Economic data from China rebounded; policymakers shifted to a more neutral tone
The Chinese economy grew at a steady 6.4% in the first quarter of 2019. Other official economic data showed a clear recovery in March. Industrial production growth jumped, retail sales growth ticked up, and fixed asset investment growth rose slightly. Credit growth, which slowed down in February, also accelerated in March, with aggregate financing registering RMB 2.86tr. Meanwhile, policymakers became increasingly wary of monetary easing in April, suggesting that the bar to further easing is relatively high. Similarly, a statement from a Politburo meeting chaired by President Xi Jinping, sounded more positive about China’s growth prospects, while calling for prudent monetary policy “with an appropriate degree of intensity”. In addition, there was a call for “structural deleveraging” and continued reference to curbing speculation in the property market.

A bumper month of new issuances
The month saw a deluge of new issuances in the primary market. There were 32 new issues amounting to USD 20.6bn within the high-grade space, including the mammoth USD 6.0bn five-tranche issue from Tencent Holdings. Meanwhile, the high-yield space saw 44 new issues amounting to USD 14.8bn, including the USD 3bn multi-tranche issue from China Evergrande Group.

JP Morgan Asia Credit Index (JACI)
Index rebased to 100 at 30 April 2018
Index rebased to 100 at 30 April 2018

Note: Returns in USD. Past performance is not necessarily indicative of future performance. Source: JP Morgan, 30 April 2019

Market Outlook

Dovish Fed to support demand for Asian credit
Recent global macroeconomic data has showed signs of stabilisation, led by China, as the government’s ongoing stimulus has begun to transmit through the economy. As noted at end-March, recession risks, as priced by the global rates market then, appear overstated. However, it may take some time before global economic data turn sufficiently positive for the US Fed and other major central banks to shift away from their current dovish lean. The combination of a dovish Fed and slower, but not recessionary, global growth outlook are supportive of EM credit market performance, and momentum-driven inflows into the asset class. In addition to improved macro data, 2H2018 corporate earnings results across Asia have been broadly positive. Thus, while valuation has reverted to a less attractive territory relative to long-term average after the sharp rally year-to-date, Asian credit spreads look likely to stay supported in the near term.

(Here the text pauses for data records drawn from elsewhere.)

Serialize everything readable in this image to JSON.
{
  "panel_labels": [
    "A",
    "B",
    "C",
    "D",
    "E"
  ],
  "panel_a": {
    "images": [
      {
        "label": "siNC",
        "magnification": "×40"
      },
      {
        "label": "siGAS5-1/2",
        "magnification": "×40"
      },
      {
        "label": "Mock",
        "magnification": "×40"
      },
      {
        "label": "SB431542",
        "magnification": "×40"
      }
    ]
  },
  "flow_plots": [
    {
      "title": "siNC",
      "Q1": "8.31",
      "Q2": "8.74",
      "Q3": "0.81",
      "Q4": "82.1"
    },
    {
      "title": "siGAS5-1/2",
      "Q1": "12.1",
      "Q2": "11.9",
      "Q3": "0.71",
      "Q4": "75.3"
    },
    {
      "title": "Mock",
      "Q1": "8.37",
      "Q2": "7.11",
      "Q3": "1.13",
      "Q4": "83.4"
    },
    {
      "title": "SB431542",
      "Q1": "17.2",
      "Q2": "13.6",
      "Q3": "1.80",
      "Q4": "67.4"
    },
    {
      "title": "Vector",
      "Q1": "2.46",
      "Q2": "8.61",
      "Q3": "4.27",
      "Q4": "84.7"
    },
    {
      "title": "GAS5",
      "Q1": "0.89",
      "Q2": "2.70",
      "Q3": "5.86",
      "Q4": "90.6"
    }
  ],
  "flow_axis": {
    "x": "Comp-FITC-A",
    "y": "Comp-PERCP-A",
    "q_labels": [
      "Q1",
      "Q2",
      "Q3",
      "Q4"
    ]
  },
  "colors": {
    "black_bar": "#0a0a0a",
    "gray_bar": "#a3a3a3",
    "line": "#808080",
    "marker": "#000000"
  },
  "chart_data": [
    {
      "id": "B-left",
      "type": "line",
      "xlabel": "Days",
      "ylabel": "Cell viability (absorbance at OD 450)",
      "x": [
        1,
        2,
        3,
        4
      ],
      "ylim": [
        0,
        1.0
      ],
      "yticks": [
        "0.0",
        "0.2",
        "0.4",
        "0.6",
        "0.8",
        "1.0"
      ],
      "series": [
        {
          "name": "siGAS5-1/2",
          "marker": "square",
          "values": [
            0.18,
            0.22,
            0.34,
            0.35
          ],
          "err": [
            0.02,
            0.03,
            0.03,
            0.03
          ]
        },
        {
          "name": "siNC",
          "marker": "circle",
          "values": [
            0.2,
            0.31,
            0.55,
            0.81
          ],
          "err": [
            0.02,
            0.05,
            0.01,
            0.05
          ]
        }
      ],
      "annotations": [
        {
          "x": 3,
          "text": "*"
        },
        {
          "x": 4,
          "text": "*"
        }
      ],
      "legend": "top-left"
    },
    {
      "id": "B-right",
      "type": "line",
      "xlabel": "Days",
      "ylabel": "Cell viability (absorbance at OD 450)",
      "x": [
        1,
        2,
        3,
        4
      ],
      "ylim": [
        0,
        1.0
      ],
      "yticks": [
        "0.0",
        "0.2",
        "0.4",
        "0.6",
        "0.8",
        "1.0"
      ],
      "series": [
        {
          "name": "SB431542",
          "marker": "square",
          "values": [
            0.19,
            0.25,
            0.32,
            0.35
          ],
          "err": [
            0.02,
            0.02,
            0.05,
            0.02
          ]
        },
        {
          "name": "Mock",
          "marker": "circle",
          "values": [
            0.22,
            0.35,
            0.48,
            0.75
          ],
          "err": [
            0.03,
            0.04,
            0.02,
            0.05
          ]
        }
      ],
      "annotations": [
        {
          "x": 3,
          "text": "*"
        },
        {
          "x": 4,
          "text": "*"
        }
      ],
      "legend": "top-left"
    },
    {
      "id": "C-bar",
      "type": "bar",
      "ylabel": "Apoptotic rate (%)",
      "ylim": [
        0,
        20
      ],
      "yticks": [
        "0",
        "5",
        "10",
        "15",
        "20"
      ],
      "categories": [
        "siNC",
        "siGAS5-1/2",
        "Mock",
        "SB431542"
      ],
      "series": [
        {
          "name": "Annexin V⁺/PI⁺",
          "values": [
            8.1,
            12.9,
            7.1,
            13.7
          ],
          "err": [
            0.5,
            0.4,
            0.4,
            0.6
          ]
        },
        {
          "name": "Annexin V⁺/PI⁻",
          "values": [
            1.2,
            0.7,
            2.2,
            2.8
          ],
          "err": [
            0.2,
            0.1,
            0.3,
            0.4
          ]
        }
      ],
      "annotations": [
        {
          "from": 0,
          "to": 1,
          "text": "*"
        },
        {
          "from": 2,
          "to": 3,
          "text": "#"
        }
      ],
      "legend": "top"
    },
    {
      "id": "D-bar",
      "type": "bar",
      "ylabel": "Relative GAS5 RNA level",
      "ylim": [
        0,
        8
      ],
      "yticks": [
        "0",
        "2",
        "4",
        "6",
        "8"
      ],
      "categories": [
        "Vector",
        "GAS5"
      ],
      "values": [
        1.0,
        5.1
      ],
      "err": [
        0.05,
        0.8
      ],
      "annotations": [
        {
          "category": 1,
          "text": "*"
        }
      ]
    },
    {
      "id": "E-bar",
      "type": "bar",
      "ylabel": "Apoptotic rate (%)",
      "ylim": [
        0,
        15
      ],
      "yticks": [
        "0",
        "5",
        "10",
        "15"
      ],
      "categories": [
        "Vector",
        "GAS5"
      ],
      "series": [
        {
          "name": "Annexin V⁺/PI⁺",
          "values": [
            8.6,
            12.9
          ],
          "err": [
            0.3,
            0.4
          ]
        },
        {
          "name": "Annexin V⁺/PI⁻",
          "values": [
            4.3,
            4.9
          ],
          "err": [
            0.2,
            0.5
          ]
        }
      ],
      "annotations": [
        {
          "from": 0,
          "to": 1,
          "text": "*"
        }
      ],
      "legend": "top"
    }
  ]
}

US-China trade talks continue to be a wildcard; regional elections bear close monitoring

The outcome of the ongoing US-China trade talks remains an uncertainty, although recent headlines continue to suggest a positive resolution. The likely re-election of Jokowi as Indonesia’s President, while broadly expected, will likely support Indonesian credit spreads. Election outcomes in Thailand and India call for close monitoring, although the base case for now points to benign impact on respective country credit spreads.